# How to factor 2048 bit RSA integers in 8 hours using 20 million noisy   qubits

**Authors:** Craig Gidney, Martin Eker{\aa}

arXiv: 1905.09749 · 2021-04-21

## TL;DR

This paper proposes a quantum computing approach that significantly reduces the resources needed to factor large RSA integers, making quantum attacks more feasible within practical timeframes.

## Contribution

It introduces a novel quantum factoring method that combines multiple techniques, drastically lowering the required qubits and time compared to previous estimates.

## Key findings

- Spacetime volume for factoring 2048-bit RSA is a hundred times less than earlier estimates.
- Uses approximately 3n + 0.002n log n logical qubits for n-bit integers.
- Requires 0.3n^3 + 0.0005n^3 log n Toffolis and 500n^2 + n^2 log n measurement depth.

## Abstract

We significantly reduce the cost of factoring integers and computing discrete logarithms in finite fields on a quantum computer by combining techniques from Shor 1994, Griffiths-Niu 1996, Zalka 2006, Fowler 2012, Eker{\aa}-H{\aa}stad 2017, Eker{\aa} 2017, Eker{\aa} 2018, Gidney-Fowler 2019, Gidney 2019. We estimate the approximate cost of our construction using plausible physical assumptions for large-scale superconducting qubit platforms: a planar grid of qubits with nearest-neighbor connectivity, a characteristic physical gate error rate of $10^{-3}$, a surface code cycle time of 1 microsecond, and a reaction time of 10 microseconds.

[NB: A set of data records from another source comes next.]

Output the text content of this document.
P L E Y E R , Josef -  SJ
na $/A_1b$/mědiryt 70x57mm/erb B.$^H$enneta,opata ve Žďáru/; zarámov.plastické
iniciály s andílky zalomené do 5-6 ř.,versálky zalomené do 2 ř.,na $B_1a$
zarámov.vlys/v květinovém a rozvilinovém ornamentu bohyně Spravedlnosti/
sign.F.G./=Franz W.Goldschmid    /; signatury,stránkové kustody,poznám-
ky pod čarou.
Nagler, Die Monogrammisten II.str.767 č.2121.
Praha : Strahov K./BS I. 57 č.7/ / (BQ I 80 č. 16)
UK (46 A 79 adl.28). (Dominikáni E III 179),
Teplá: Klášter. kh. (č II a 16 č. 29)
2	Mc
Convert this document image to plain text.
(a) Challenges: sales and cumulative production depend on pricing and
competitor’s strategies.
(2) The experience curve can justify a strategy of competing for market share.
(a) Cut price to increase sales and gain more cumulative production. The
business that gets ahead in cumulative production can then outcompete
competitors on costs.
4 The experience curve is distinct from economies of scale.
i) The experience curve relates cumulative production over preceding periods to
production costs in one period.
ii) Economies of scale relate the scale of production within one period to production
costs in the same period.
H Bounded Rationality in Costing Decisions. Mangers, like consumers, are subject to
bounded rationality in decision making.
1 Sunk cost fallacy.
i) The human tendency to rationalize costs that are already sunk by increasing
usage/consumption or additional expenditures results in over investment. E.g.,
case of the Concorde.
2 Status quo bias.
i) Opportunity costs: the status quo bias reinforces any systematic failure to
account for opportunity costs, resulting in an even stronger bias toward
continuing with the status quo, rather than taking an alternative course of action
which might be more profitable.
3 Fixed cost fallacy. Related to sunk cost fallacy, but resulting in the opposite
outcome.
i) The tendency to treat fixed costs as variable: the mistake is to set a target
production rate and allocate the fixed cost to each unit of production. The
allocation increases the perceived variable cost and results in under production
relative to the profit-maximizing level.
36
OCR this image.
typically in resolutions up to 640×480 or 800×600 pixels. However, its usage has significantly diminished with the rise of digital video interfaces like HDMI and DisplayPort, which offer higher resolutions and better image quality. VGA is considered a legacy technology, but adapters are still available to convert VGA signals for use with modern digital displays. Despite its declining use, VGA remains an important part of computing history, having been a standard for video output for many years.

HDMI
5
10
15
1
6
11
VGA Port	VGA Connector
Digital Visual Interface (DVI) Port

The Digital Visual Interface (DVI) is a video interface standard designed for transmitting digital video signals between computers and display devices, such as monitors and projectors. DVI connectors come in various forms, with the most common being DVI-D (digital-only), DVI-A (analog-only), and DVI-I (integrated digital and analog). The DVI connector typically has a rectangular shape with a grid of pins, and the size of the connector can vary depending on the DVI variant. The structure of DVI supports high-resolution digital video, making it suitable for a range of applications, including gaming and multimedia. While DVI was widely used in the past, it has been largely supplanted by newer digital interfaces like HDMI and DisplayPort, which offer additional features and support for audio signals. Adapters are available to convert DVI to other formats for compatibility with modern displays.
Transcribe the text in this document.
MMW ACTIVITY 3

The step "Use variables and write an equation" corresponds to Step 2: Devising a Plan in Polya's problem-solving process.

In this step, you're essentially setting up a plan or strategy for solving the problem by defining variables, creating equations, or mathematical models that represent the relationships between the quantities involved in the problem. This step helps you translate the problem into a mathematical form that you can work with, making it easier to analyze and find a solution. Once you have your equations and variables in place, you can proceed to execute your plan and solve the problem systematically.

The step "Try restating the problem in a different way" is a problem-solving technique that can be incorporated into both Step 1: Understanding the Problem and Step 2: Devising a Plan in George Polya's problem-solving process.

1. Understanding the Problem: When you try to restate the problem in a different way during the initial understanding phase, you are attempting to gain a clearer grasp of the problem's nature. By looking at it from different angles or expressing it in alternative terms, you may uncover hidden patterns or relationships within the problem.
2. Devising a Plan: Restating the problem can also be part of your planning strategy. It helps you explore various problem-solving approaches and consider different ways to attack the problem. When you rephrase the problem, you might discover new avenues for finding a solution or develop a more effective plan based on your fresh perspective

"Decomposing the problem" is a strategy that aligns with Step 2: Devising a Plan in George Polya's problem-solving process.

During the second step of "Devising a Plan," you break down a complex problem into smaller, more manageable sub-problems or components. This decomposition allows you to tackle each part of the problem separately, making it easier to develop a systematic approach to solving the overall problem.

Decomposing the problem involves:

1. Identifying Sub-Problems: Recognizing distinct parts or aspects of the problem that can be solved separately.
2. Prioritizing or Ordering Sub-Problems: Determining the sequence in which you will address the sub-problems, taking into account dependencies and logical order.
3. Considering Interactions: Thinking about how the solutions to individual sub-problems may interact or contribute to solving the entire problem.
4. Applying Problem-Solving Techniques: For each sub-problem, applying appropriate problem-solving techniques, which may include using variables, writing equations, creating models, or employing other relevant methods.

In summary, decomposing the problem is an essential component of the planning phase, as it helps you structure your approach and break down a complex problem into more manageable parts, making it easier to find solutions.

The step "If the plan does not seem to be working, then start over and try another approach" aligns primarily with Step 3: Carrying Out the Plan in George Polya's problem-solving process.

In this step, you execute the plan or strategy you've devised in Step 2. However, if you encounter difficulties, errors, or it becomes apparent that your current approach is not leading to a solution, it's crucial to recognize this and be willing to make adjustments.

We account for factors that are normally ignored such as noise, the need to make repeated attempts, and the spacetime layout of the computation. When factoring 2048 bit RSA integers, our construction's spacetime volume is a hundredfold less than comparable estimates from earlier works (Van Meter et al. 2009, Jones et al. 2010, Fowler et al. 2012, Gheorghiu et al. 2019). In the abstract circuit model (which ignores overheads from distillation, routing, and error correction) our construction uses $3 n + 0.002 n \lg n$ logical qubits, $0.3 n^3 + 0.0005 n^3 \lg n$ Toffolis, and $500 n^2 + n^2 \lg n$ measurement depth to factor $n$-bit RSA integers. We quantify the cryptographic implications of our work, both for RSA and for schemes based on the DLP in finite fields.

---
Source: https://tomesphere.com/paper/1905.09749